HPSS MDC, Run 17


Following a reshape of networking in summer 2016 (new switches, dual ath using LACP at the end of July) and the introduction of LTO7 technlogy, yet a new Mock Data Sync is needed. This blog documents the test we do everytime we change configuration. The previous one is available at HPSS MDC, Run 16.

Data sync to HPSS

Basics

The test was started around noon on Dec 15th and continued until mid-morning on the 16th. All 10 EVB transferred data.
The exact file size 5000086528 (example below)

-rw-r--r-- 1 starreco rhstar 5000086528 Dec 16 13:49 test.daq_00259
-rw-r--r-- 1 starreco rhstar 5000086528 Dec 16 13:49 test.daq_00169
-rw-r--r-- 1 starreco rhstar 5000086528 Dec 16 13:49 test.daq_00039
-rw-r--r-- 1 starreco rhstar 5000086528 Dec 16 13:49 test.daq_00194
-rw-r--r-- 1 starreco rhstar 5000086528 Dec 16 13:49 test.daq_00037
-rw-r--r-- 1 starreco rhstar 5000086528 Dec 16 13:49 test.daq_00172
-rw-r--r-- 1 starreco rhstar 5000086528 Dec 16 13:49 test.daq_00032
-rw-r--r-- 1 starreco rhstar 5000086528 Dec 16 13:49 test.daq_00204
-rw-r--r-- 1 starreco rhstar 5000086528 Dec 16 13:49 test.daq_00046

leading to a monitored average file size as follows


Lucklily, 5000086528 == 4.66 GB (or 4.65 if truncated to 2 digits).

EVB to HPSS

An aggregate Ganglia metric was created to measure the transfer speed from the CH to HPSS. The metric is a custom one, targetted to look at the interface connected to the switch on the way to HPSS. Below is the aggregate plot.

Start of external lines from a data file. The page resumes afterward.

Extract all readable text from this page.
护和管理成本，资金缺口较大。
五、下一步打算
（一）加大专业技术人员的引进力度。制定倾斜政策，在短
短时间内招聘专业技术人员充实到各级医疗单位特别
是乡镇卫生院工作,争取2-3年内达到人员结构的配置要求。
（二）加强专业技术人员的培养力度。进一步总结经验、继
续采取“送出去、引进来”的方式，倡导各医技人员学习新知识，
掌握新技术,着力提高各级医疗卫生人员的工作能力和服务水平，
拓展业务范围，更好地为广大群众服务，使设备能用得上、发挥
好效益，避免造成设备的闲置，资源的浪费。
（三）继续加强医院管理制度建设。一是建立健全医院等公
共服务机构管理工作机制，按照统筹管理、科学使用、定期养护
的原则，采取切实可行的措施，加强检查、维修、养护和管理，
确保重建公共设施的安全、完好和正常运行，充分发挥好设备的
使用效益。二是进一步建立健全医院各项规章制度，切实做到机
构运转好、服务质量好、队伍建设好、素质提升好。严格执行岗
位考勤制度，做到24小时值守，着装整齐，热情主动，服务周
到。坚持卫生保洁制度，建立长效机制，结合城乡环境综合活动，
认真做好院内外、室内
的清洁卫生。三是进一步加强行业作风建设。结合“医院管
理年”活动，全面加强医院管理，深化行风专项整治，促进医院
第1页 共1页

Summing the averages, we get 1741.6 M ... to relate to the data sync speed frm the other side (HPSS) showing consistency with a speed of 1.7-ish GB/sec.



A note that the first portion of the above graph (a lower data transfer rate) was caused by the fact that we found that the LACP hashing leaded to an assymetrical data transfer balance between links. This was fixed and the test restarted.

Network speed consistency - link check


The network topology was modified to a Layer3/4 structure (connection to BNL's "HPC Core" infrastructure).

 

 

Clockwise, 3.51+3.46+3.47+3.52 = 13.96 Gb/sec == 1.75 GB/sec. Consistent again and in addition, we are balanced acrossed links (in average).

Cache to tape mirgration speed

HPSS cache was flushed to ensure speed  measurement. This can be seen by the usual dent-shape of the cache size.


More interresting is this graph



We can achieve ~ 203 MB/sec / drive write speed.

Read speed test


For the reads, I got a list of files created during the write, submitted all to the DataCarousel and let it restore on a single partition.

An initial measurement showed 307 MB/sec read speed which may be over-optimistic as a grand average. More results will be provided later as the test ends and more data over a wider time range is gathered.

Thoughts: This speed raises concerns - the impedence missmatch is on the user-end file system that is, we can restore from HPSS tape to HPSS cache fasterthan we can take th files out of HPSS cache to live storage. This may create a situation where the HPSS cache gets full (because the "consumption" of files from cache to live drive missmatch by a large amount), then flush and each subsequent files restored by the Carousel call-back forces  second tape mount. The conclusion is that LTO7 would be practical nadbeneficial for distributed data production (CRS) and distributed data restore in Xrootd (SE cardinality is high) but not suitable for single-user restores - improvement and more intelligence to the Carousel to detect this condition will be needed.


Oddity

The rcf_tx Ganglia metric may go to negative values - the calculation and script would need to be checked.